Walker duly takes his side, strangling Granger’s wife on the grounds of an amusement park, and pressuring Granger to honor the deal. He shows up at a party that Granger attends and talks to an elderly woman about the best way to kill someone: strangulation. He has placed his hands on his neck, when he looks up and sees Pat Hitchcock staring at him in horror. Angered by his resemblance to his murder victim – they wear similar glasses – he almost suffocates the guest to death. Hitchcock’s character later sobs that she felt like she was the one he could have killed, which led to suspicions about the murder of Granger’s wife.

“I think he was using it as an audience,” Pat Hitchcock, interviewed for a 1997 BBC special about his father, said of his character. “I think he made him go through what the audience went through. “

Hitchcock was a lively and witty actress with a heart-shaped face and her other acting credits included the television sitcoms “My Little Margie” and “The Life of Riley” and several roles in the “Alfred Hitchcock” television series. Presents ”. She also played roles in her father’s “Stage Fright” and in her horror masterpiece “Psycho”, in which she plays an office colleague of Janet Leigh, who later in the film is famously stabbed. to death in a motel shower.

Most recently, she worked for Alfred Hitchcock’s Mystery Magazine, appeared at numerous film festivals and in numerous Hitchcock documentaries, and contributed photographs and a preface to “Footsteps in the Fog: Alfred Hitchcock’s San Francisco By Jeff Kraft and Aaron Leventhal. She also co-wrote a book about her mother, who died in 1982, “Alma Hitchcock: The Woman Behind the Man”. (Alfred Hitchcock died in 1980).

Pat Hitchcock was married for over 40 years to Joseph O’Connell, who died in 1994. They had three children.
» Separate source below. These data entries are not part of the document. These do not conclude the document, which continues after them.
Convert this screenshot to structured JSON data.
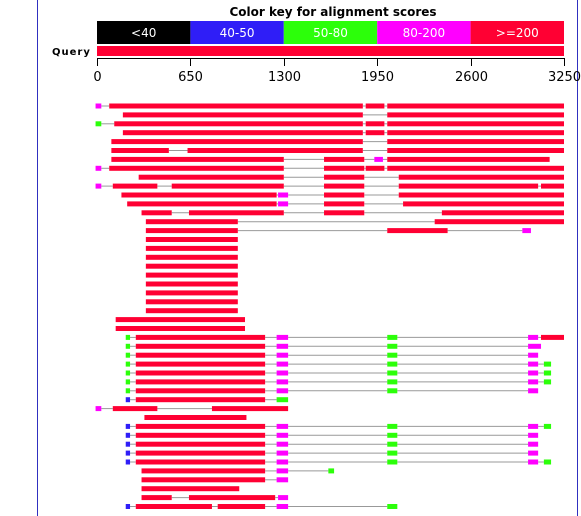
{
  "chart_data": {
    "type": "alignment-overview",
    "title": "Color key for alignment scores",
    "color_key": [
      {
        "label": "<40",
        "color": "#000000"
      },
      {
        "label": "40-50",
        "color": "#2f1ef7"
      },
      {
        "label": "50-80",
        "color": "#2cff0a"
      },
      {
        "label": "80-200",
        "color": "#ff00ff"
      },
      {
        "label": ">=200",
        "color": "#ff0033"
      }
    ],
    "query_label": "Query",
    "query_range": [
      0,
      3250
    ],
    "axis_ticks": [
      {
        "value": 0,
        "label": "0"
      },
      {
        "value": 650,
        "label": "650"
      },
      {
        "value": 1300,
        "label": "1300"
      },
      {
        "value": 1950,
        "label": "1950"
      },
      {
        "value": 2600,
        "label": "2600"
      },
      {
        "value": 3250,
        "label": "3250"
      }
    ],
    "hits": [
      {
        "row": 0,
        "segments": [
          [
            "m",
            -10,
            30
          ],
          [
            "r",
            85,
            1850
          ],
          [
            "r",
            1870,
            2000
          ],
          [
            "r",
            2020,
            3250
          ]
        ]
      },
      {
        "row": 1,
        "segments": [
          [
            "r",
            180,
            1850
          ],
          [
            "r",
            2020,
            3250
          ]
        ]
      },
      {
        "row": 2,
        "segments": [
          [
            "g",
            -10,
            30
          ],
          [
            "r",
            120,
            1850
          ],
          [
            "r",
            1870,
            2000
          ],
          [
            "r",
            2020,
            3250
          ]
        ]
      },
      {
        "row": 3,
        "segments": [
          [
            "r",
            180,
            1850
          ],
          [
            "r",
            1870,
            2000
          ],
          [
            "r",
            2020,
            3250
          ]
        ]
      },
      {
        "row": 4,
        "segments": [
          [
            "r",
            100,
            1850
          ],
          [
            "r",
            2020,
            3250
          ]
        ]
      },
      {
        "row": 5,
        "segments": [
          [
            "r",
            100,
            500
          ],
          [
            "r",
            630,
            1850
          ],
          [
            "r",
            2020,
            3250
          ]
        ]
      },
      {
        "row": 6,
        "segments": [
          [
            "r",
            100,
            1300
          ],
          [
            "r",
            1580,
            1860
          ],
          [
            "m",
            1930,
            1990
          ],
          [
            "r",
            2020,
            3150
          ]
        ]
      },
      {
        "row": 7,
        "segments": [
          [
            "m",
            -10,
            30
          ],
          [
            "r",
            85,
            1300
          ],
          [
            "r",
            1580,
            1860
          ],
          [
            "r",
            1870,
            2000
          ],
          [
            "r",
            2020,
            3250
          ]
        ]
      },
      {
        "row": 8,
        "segments": [
          [
            "r",
            290,
            1300
          ],
          [
            "r",
            1580,
            1860
          ],
          [
            "r",
            2100,
            3250
          ]
        ]
      },
      {
        "row": 9,
        "segments": [
          [
            "m",
            -10,
            30
          ],
          [
            "r",
            110,
            420
          ],
          [
            "r",
            520,
            1300
          ],
          [
            "r",
            1580,
            1860
          ],
          [
            "r",
            2100,
            3070
          ],
          [
            "r",
            3090,
            3250
          ]
        ]
      },
      {
        "row": 10,
        "segments": [
          [
            "r",
            170,
            1250
          ],
          [
            "m",
            1260,
            1330
          ],
          [
            "r",
            1580,
            1860
          ],
          [
            "r",
            2100,
            3250
          ]
        ]
      },
      {
        "row": 11,
        "segments": [
          [
            "r",
            210,
            1250
          ],
          [
            "m",
            1260,
            1330
          ],
          [
            "r",
            1580,
            1860
          ],
          [
            "r",
            2130,
            3250
          ]
        ]
      },
      {
        "row": 12,
        "segments": [
          [
            "r",
            310,
            520
          ],
          [
            "r",
            640,
            1300
          ],
          [
            "r",
            1580,
            1860
          ],
          [
            "r",
            2400,
            3250
          ]
        ]
      },
      {
        "row": 13,
        "segments": [
          [
            "r",
            340,
            980
          ],
          [
            "r",
            2350,
            3250
          ]
        ]
      },
      {
        "row": 14,
        "segments": [
          [
            "r",
            340,
            980
          ],
          [
            "r",
            2020,
            2440
          ],
          [
            "m",
            2960,
            3020
          ]
        ]
      },
      {
        "row": 15,
        "segments": [
          [
            "r",
            340,
            980
          ]
        ]
      },
      {
        "row": 16,
        "segments": [
          [
            "r",
            340,
            980
          ]
        ]
      },
      {
        "row": 17,
        "segments": [
          [
            "r",
            340,
            980
          ]
        ]
      },
      {
        "row": 18,
        "segments": [
          [
            "r",
            340,
            980
          ]
        ]
      },
      {
        "row": 19,
        "segments": [
          [
            "r",
            340,
            980
          ]
        ]
      },
      {
        "row": 20,
        "segments": [
          [
            "r",
            340,
            980
          ]
        ]
      },
      {
        "row": 21,
        "segments": [
          [
            "r",
            340,
            980
          ]
        ]
      },
      {
        "row": 22,
        "segments": [
          [
            "r",
            340,
            980
          ]
        ]
      },
      {
        "row": 23,
        "segments": [
          [
            "r",
            340,
            980
          ]
        ]
      },
      {
        "row": 24,
        "segments": [
          [
            "r",
            130,
            1030
          ]
        ]
      },
      {
        "row": 25,
        "segments": [
          [
            "r",
            130,
            1030
          ]
        ]
      },
      {
        "row": 26,
        "segments": [
          [
            "g",
            200,
            230
          ],
          [
            "r",
            270,
            1170
          ],
          [
            "m",
            1250,
            1330
          ],
          [
            "g",
            2020,
            2090
          ],
          [
            "m",
            3000,
            3070
          ],
          [
            "r",
            3090,
            3250
          ]
        ]
      },
      {
        "row": 27,
        "segments": [
          [
            "g",
            200,
            230
          ],
          [
            "r",
            270,
            1170
          ],
          [
            "m",
            1250,
            1330
          ],
          [
            "g",
            2020,
            2090
          ],
          [
            "m",
            3000,
            3090
          ]
        ]
      },
      {
        "row": 28,
        "segments": [
          [
            "g",
            200,
            230
          ],
          [
            "r",
            270,
            1170
          ],
          [
            "m",
            1250,
            1330
          ],
          [
            "g",
            2020,
            2090
          ],
          [
            "m",
            3000,
            3070
          ]
        ]
      },
      {
        "row": 29,
        "segments": [
          [
            "g",
            200,
            230
          ],
          [
            "r",
            270,
            1170
          ],
          [
            "m",
            1250,
            1330
          ],
          [
            "g",
            2020,
            2090
          ],
          [
            "m",
            3000,
            3070
          ],
          [
            "g",
            3110,
            3160
          ]
        ]
      },
      {
        "row": 30,
        "segments": [
          [
            "g",
            200,
            230
          ],
          [
            "r",
            270,
            1170
          ],
          [
            "m",
            1250,
            1330
          ],
          [
            "g",
            2020,
            2090
          ],
          [
            "m",
            3000,
            3070
          ],
          [
            "g",
            3110,
            3160
          ]
        ]
      },
      {
        "row": 31,
        "segments": [
          [
            "g",
            200,
            230
          ],
          [
            "r",
            270,
            1170
          ],
          [
            "m",
            1250,
            1330
          ],
          [
            "g",
            2020,
            2090
          ],
          [
            "m",
            3000,
            3070
          ],
          [
            "g",
            3110,
            3160
          ]
        ]
      },
      {
        "row": 32,
        "segments": [
          [
            "g",
            200,
            230
          ],
          [
            "r",
            270,
            1170
          ],
          [
            "m",
            1250,
            1330
          ],
          [
            "g",
            2020,
            2090
          ],
          [
            "m",
            3000,
            3070
          ]
        ]
      },
      {
        "row": 33,
        "segments": [
          [
            "b",
            200,
            230
          ],
          [
            "r",
            270,
            1170
          ],
          [
            "g",
            1250,
            1330
          ]
        ]
      },
      {
        "row": 34,
        "segments": [
          [
            "m",
            -10,
            30
          ],
          [
            "r",
            110,
            420
          ],
          [
            "r",
            800,
            1330
          ]
        ]
      },
      {
        "row": 35,
        "segments": [
          [
            "r",
            330,
            1040
          ]
        ]
      },
      {
        "row": 36,
        "segments": [
          [
            "b",
            200,
            230
          ],
          [
            "r",
            270,
            1170
          ],
          [
            "m",
            1250,
            1330
          ],
          [
            "g",
            2020,
            2090
          ],
          [
            "m",
            3000,
            3070
          ],
          [
            "g",
            3110,
            3160
          ]
        ]
      },
      {
        "row": 37,
        "segments": [
          [
            "b",
            200,
            230
          ],
          [
            "r",
            270,
            1170
          ],
          [
            "m",
            1250,
            1330
          ],
          [
            "g",
            2020,
            2090
          ],
          [
            "m",
            3000,
            3070
          ]
        ]
      },
      {
        "row": 38,
        "segments": [
          [
            "b",
            200,
            230
          ],
          [
            "r",
            270,
            1170
          ],
          [
            "m",
            1250,
            1330
          ],
          [
            "g",
            2020,
            2090
          ],
          [
            "m",
            3000,
            3070
          ]
        ]
      },
      {
        "row": 39,
        "segments": [
          [
            "b",
            200,
            230
          ],
          [
            "r",
            270,
            1170
          ],
          [
            "m",
            1250,
            1330
          ],
          [
            "g",
            2020,
            2090
          ],
          [
            "m",
            3000,
            3070
          ]
        ]
      },
      {
        "row": 40,
        "segments": [
          [
            "b",
            200,
            230
          ],
          [
            "r",
            270,
            1170
          ],
          [
            "m",
            1250,
            1330
          ],
          [
            "g",
            2020,
            2090
          ],
          [
            "m",
            3000,
            3070
          ],
          [
            "g",
            3110,
            3160
          ]
        ]
      },
      {
        "row": 41,
        "segments": [
          [
            "r",
            310,
            1170
          ],
          [
            "m",
            1250,
            1330
          ],
          [
            "g",
            1610,
            1650
          ]
        ]
      },
      {
        "row": 42,
        "segments": [
          [
            "r",
            310,
            1170
          ],
          [
            "m",
            1250,
            1330
          ]
        ]
      },
      {
        "row": 43,
        "segments": [
          [
            "r",
            310,
            990
          ]
        ]
      },
      {
        "row": 44,
        "segments": [
          [
            "r",
            310,
            520
          ],
          [
            "r",
            640,
            1240
          ],
          [
            "m",
            1260,
            1330
          ]
        ]
      },
      {
        "row": 45,
        "segments": [
          [
            "b",
            200,
            230
          ],
          [
            "r",
            270,
            800
          ],
          [
            "r",
            840,
            1170
          ],
          [
            "m",
            1250,
            1330
          ],
          [
            "g",
            2020,
            2090
          ]
        ]
      }
    ]
  }
}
She insisted that her childhood was happy and that her parents were normal, but she was not spared by her father’s aloof and controlling nature and his biased and sometimes cruel sense of humor. As a girl, she often ate on her own, was sent to boarding school and deprived of a college education when her father decided she should return to England instead. She would regret that he did not choose her in more of his films.

“I would have liked him to believe in nepotism,” she liked to say.

At home, the director once painted her a clown face while she slept, anticipating her shock when she woke up the next morning and first looked at herself in a mirror. While filming “Strangers on a Train,” knowing her fear of heights, he bet her $ 100 that she wouldn’t ride a Ferris wheel on set. She took issue with a story in Donald Spoto’s 1983 biography “The Dark Side of Genius” that he left her stranded and terrified for an hour.

“What happened was they turned the lights off and pretended to go away – for all I would say 35 seconds – and they turned on the lights and we went downstairs,” she told the Chicago Tribune in 1993. “The only ‘sadistic’ part is that I never got the hundred dollars.